May 5, 2013 by drandmrso
Last weekend was absolutely gorgeous. The sun was shining, the grass was greening, and all of Minnesota seemed to be waking up after a long, extra-snowy winter. Thanks to a friend, we scored free tickets to the Twins game and soaked up the sun while enjoying not only a Twins win, but a friend-turned-Babe The Blue Ox win in the mascot race!
It was glorious. On our way home we stopped at Northern Brewer, a great homebrew shop that also sells lots of supplies online, and picked up a kit for a summer wheat to kick off the season right. Then, five days later, on May 2, this happened:
We got over a foot of snow. In May. After we had already had a 70+ degree day. I grew up in Minnesota and have lived in the midwest my whole life. I understand snow is a just part of how things work around here and I try not to complain about it. But a foot in May? It’s absurd!

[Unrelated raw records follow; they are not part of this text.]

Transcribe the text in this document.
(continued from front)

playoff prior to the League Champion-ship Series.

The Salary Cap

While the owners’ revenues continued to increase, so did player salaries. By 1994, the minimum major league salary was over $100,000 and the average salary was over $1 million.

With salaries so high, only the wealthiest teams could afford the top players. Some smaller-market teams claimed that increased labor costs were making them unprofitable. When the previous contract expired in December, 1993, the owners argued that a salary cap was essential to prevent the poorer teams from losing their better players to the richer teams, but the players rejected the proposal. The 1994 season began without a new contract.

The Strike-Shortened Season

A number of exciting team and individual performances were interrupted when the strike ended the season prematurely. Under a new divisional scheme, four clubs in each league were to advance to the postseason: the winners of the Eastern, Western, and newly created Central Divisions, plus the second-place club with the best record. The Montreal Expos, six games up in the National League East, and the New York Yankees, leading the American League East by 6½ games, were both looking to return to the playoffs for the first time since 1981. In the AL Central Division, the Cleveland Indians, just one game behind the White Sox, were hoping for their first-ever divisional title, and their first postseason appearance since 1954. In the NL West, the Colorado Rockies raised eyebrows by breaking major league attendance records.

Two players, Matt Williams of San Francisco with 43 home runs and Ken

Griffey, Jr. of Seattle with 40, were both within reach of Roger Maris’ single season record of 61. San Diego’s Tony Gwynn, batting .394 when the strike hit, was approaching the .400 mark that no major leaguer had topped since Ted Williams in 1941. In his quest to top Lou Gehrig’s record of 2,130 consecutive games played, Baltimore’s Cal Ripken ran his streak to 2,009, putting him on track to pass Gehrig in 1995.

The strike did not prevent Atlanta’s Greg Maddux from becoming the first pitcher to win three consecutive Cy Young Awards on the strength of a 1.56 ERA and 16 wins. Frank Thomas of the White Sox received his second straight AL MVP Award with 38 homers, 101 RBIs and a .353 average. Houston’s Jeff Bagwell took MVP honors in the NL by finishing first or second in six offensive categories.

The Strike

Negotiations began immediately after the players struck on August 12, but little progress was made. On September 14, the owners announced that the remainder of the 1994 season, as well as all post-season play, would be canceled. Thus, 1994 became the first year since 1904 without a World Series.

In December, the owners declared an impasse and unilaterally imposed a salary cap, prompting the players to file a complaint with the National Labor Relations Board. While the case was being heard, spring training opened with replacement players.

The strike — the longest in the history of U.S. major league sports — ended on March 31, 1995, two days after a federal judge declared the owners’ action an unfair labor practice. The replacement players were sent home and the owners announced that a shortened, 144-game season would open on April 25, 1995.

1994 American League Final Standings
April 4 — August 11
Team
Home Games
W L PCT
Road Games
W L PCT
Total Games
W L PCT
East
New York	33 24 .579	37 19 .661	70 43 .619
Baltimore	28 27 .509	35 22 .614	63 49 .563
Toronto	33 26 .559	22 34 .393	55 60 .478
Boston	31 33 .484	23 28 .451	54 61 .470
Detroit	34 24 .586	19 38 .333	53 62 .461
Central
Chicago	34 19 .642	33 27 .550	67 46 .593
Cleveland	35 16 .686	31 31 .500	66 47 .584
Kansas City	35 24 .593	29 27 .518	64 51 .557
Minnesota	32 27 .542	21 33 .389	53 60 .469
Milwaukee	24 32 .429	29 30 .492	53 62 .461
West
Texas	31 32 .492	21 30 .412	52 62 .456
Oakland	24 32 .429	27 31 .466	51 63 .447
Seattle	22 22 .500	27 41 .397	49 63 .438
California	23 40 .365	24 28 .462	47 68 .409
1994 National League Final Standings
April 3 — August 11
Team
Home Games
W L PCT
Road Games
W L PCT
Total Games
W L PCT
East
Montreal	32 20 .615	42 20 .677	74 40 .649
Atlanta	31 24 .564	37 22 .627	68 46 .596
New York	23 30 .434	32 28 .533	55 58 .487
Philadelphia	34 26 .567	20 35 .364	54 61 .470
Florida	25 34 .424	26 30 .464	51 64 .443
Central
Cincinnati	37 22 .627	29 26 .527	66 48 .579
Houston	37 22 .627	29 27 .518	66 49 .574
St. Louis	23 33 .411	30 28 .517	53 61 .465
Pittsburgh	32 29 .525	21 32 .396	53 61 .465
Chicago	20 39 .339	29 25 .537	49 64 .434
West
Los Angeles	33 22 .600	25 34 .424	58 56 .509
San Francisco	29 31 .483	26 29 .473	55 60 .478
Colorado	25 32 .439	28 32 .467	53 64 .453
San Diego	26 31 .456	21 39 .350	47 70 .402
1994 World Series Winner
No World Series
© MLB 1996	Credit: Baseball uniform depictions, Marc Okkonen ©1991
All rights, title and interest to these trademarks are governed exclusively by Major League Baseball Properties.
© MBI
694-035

We were not the only people on our block to stick it to the man and not shovel our sidewalk after the storm came through. (Relax, city ordinance enforcers and pedestrians: it’s all already melted, anyway.)
In order to keep positive and focus on what must be a fantastic summer after such a horrid winter, we declared Saturday a brew day and tackled the Tallgrass Halcyon Wheat kit we had picked up from Northern Brewer the week before when it had actually felt like summer was going to happen.
Dr. O has been brewing his own beer for a few years and I’ve taken on the role of Assistant to the Brewer for the last several batches. The batch yesterday was a bit more advanced than any we had done before as it required a partial mash. That means (more or less) steeping grains in hot water to create delicious sugars for the yeast to munch on during fermentation. While Dr. O studied the recipe…
…I made a giant tea bag with the grain.
This was also our first time brewing using a turkey fryer that I got Dr. O for Christmas. The appeal of the turkey fryer is that you can set it to a certain temperature and it holds there, as opposed to brewing in a kettle on the stove where you are constantly turning up and down the burner to keep a steady temperature during the more temperature-sensitive points in the brewing process.
The turkey fryer was a great success! Since we didn’t have to stress out about checking the temperature of the mash every two minutes, we enjoyed a delicious ice-cream snack with malt powder (residue from the dry grains before they got mashed).
Once the mash was done we had to sparge it. Which is, in my opinion, a hilarious word for “run hot water through the grain bag to get all the rest of the sugar into the mash.”
Then we added enough water to bring the total to about five gallons and brought the whole thing to a boil. This is another advantage of the turkey fryer: trying to boil five gallons of water on our electric stove was a drag. The fryer had no issues at all! Once it was a’boilin’, we added hops and more malt. Then the whole concoction boiled for another hour, we added a final dash of hops, and then cooled it all down with a wort chiller. (Wort is the beer before it is beer. Or, all the liquidy goodness minus the alcohol. A wort chiller is a coil of copper pipe that you stick in the wort and run cold water through to get the wort down to a yeast-friendly temperature quickly.) Final step of the brew day: transfer the wort to the fermenter and add the yeast.
Over the next couple of weeks, the yeast will munch on all the sugars and create alcohol, thus making the wort more beer-y. Then we’ll transfer the more beer-y beer into bottles with a touch of priming sugar to create carbonation. And a couple of weeks after that–if all goes well and Minnesota weather realizes we are not actually living in The Game of Thrones–we’ll be sipping a deliciously alcoholic and carbonated wheat beer in our beer garden in the backyard. I think putting up with a little snow will have been worth it, right?